A fila estava comprida. Já formava a quarta quando cheguei. Apesar dos meus passos acelerados não sei por que, pois não havia necessidade de pressa, talvez meu subconsciente já esperasse pelo tamanho da fila, foi então que comecei a formar a quinta, Isto é, tinha duas pessoas, uma mulher e um homem, eu fui à terceira.
Fila é bem interessante. Qualquer fila. Ouve-se e se vê de tudo. Prestem atenção. Preferencialmente a fila do ônibus. Prestem atenção calmamente, sem aquela pressa de ir embora, sem a angústia da fila ser grande, sem o medo do empurra ou do ônibus demorar ou, ainda, de encher. Preste atenção, você vai se divertir. Garanto. Abra os sentidos, aguce a audição, abra os olhos, sinta o cheiro, o cheiro então... Ah é o principal. Veja o vai e vem, os que chegam, os impacientes que saem da fila para pegar outro ônibus talvez, mais rápido. Os penetras que querem passar a frente dando uma de João sem braço, os velhos, as grávidas, as crianças, os jovens, você vai presenciar surrealidades que nenhuma arte conseguirá transmitir.
Há uma senhora japonesa, deve ser japonesa, não sei identificar quando é japonês ou chinês, são todos de olhos puxados, essa senhora é baixinha, deve ter seus setenta e qualquer coisa. Quando ela chega, não pede licença, entra na frente de quem for e não está nem aí. Uma tarde estava já quase com pé no degrau do ônibus quando ela apareceu. Toda serelepe passou na minha frente, me empurrando como se fosse gente importante. Resmunguei:
- Oh! Mal educada não pede licença pelo menos não é?
Não deu nem pelota. Passou a catraca e foi sentar no banco lá no fundo do ônibus.
A meu ver o governo deveria acabar com esse negocio de que “jovem” com mais de sessenta anos não pagam condução. Acabar com a carteirinha especial e outros benefícios. Pois o “jovem” não é disso que precisa, o que eles precisam é de respeito, de bom atendimento na saúde, e a atenção dos filhos, mulher e parentes. Dar uma condição para eles, mesmo sendo “jovem”, saberem que ainda tem uma pequena parcela para que se sintam úteis, e não inúteis, velhos, jogados no canto da vida a espera da morte.
Acho que isso só faz criar monstrinhos como essa senhora. Faz com que se sintam humilhados, arrogantes, orgulhosos, como se dissessem:
- Tenho direito e daí, o que você tem com isso?

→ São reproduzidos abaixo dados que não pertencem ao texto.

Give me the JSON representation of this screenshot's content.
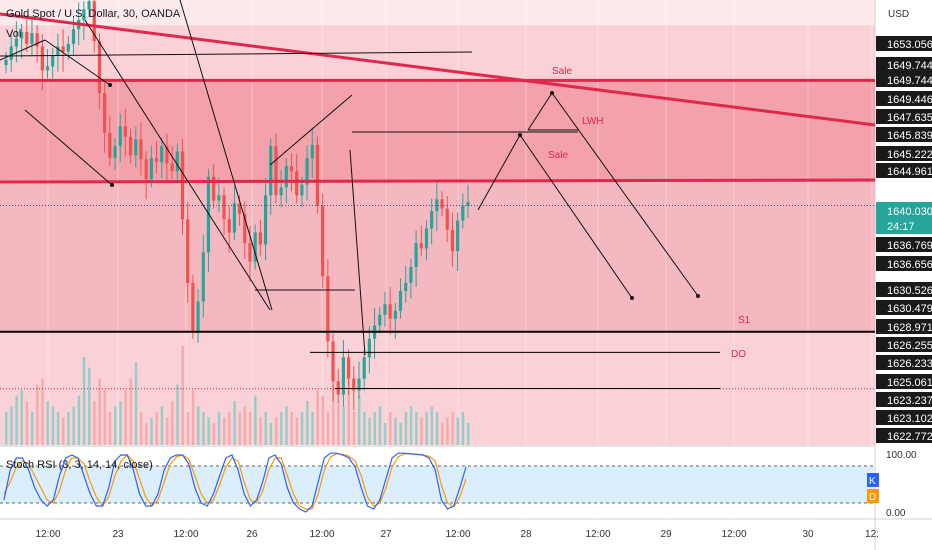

Não sou estudioso sociológico ou filantrópico, mas acho que essa não é a melhor maneira de tratar os “jovens” aposentados do meu querido e sofrido e roubado Brasil. É o que eu penso.
Outra coisa. Talvez pior que a condição dos nossos “jovens” – eu inclusive que já faço parte dessa “juventude” acima dos sessenta  – é o que presenciei outro dia no metrô.
Encaminhava-me para o ponto da plataforma onde pegaria o metrô, quando uma paraplégica passou por mim quase por cima do meu pé esquerdo. Se não fosse o pulo que dei terei amassado os meus queridos dedos sem unha encravada.
- Oh apressada, não vê por onde passa, não? – gritei, no que ela não deu atenção
Chegando ao ponto onde pegaria o metrô, lá estava ela, parada esperando o trem também. O pior que ela não pegou nem o primeiro e muitos menos o segundo ficou ali atrapalhando quem queria entrar. Atrás da cadeira, por sinal, motorizada, ultimo modelo, estava escrito em inglês:
- Não se estresse.
Como não se estressar com uma pessoa como você, pensei com meus botões.
Se existe reencarnação você voltará várias vezes para ver o que é bom. Tive ímpetos de jogar cadeira e dona na linha do trem. Tenho culpa se a vida foi ingrata para ela? Tenho? Claro que não. Sabe, não tenho pena dessas pessoas. Criança sim, pois são puras, inocentes, não sabem o que lhe acontecem. Como os “jovens”, os deficientes são arrogantes, prepotentes, se sentem donos do mundo, tudo porque se acham privilegiados, isto é, a situação deles é que fazem serem privilegiados. A sociedade deve tratá-los com igualdade, como trata qualquer um. Ficam com essa de privilegiados, com regalias aqui outra li, é isso que dá pequenos monstros que não estão nem aí com os outros. Sinceramente não tenho pena delas, fora os deficientes visuais, trato todas com a mesma igualdade. É claro que estou sendo rigoroso, dar condição para que elas possam se locomover, tudo bem, mas fazerem delas uns coitados acho errado.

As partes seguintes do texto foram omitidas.